The consideration of shapes on different scales as meaningful markers in the landscape is key to the work. This large-scale sculpture is built from locally sourced recycled materials, much of it from the castle itself which is currently undergoing refurbishment. This decision puts the changing relationship between homosapiens and the natural environment at centre-stage, asking us all to reflect on the impact we make on the environment, now and in the future.

The title of the artwork, ShapeShift; landscape in motion, reflects the premise of the project that the landscape is essentially fragile and unstable, shaped by a range of environmental factors changing over the millennia, and that it is now shifting more rapidly. Our traditional sense of the landscape as more powerful than human influence has undergone a reversal with the widespread acceptance of anthropogenic climate change.

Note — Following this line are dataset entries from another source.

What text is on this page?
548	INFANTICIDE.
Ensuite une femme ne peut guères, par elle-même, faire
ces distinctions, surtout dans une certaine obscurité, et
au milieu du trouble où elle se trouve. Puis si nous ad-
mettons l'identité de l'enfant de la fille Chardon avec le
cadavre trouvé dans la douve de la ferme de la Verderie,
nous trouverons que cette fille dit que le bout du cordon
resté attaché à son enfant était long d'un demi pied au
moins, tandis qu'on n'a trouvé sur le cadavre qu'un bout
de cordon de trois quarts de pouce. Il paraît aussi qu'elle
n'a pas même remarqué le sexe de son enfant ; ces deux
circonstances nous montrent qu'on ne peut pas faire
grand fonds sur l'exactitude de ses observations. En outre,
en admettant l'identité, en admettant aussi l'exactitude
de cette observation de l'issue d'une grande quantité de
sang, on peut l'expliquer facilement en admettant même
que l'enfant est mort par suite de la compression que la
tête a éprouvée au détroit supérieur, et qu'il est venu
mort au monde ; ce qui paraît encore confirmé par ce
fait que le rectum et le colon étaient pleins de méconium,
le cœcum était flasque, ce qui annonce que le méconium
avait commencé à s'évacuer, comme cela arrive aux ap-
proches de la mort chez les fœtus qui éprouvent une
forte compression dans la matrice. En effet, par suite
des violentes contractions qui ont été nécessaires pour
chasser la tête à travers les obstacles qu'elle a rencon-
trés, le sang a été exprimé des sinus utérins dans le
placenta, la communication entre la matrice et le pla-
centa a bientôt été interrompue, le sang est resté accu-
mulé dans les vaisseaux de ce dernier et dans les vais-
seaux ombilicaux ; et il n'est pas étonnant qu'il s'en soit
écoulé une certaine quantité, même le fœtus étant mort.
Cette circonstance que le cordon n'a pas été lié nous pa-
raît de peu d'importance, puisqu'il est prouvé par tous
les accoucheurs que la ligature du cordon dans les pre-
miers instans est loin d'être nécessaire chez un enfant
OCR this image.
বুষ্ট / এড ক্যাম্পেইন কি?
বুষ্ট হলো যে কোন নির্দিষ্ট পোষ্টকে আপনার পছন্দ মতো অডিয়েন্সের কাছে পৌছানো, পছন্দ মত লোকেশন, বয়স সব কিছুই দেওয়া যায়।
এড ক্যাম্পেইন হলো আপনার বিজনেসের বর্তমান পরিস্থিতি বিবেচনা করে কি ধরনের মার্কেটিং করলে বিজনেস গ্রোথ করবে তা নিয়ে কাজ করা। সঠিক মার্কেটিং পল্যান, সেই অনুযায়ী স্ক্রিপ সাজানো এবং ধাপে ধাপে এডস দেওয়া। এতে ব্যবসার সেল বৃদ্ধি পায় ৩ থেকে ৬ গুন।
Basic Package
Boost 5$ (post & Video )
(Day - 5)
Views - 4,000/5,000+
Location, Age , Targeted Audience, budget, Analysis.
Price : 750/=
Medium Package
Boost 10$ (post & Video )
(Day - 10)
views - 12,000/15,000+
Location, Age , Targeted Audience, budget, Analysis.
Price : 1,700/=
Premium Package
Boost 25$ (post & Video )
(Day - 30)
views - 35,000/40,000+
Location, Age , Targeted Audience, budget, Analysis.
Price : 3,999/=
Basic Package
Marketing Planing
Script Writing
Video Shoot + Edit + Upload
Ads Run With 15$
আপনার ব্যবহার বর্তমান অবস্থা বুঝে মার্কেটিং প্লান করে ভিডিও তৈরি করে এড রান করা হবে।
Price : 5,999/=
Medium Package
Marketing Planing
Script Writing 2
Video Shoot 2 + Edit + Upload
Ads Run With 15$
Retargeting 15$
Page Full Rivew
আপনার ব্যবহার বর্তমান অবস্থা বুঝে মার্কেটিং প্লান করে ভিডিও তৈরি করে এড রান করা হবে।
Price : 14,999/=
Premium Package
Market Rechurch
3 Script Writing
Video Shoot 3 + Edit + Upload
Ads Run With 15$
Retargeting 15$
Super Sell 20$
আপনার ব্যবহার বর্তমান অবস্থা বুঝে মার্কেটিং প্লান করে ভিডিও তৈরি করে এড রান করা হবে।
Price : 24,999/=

By analysing the microfossils which comprise the limestones and shales along the local coastline, huge climate changes can be seen. Over millions of years we can track how different species have responded to the changing climate as they come into being, evolve and become extinct. Their microfossils are part of the macro-shape of the coastline, and are amongst the factors that determine which rocks are hard and will resist erosion, which will collapse into bays and valleys. Ths data used by Samantha Gibbs determines the form of Shapeshift.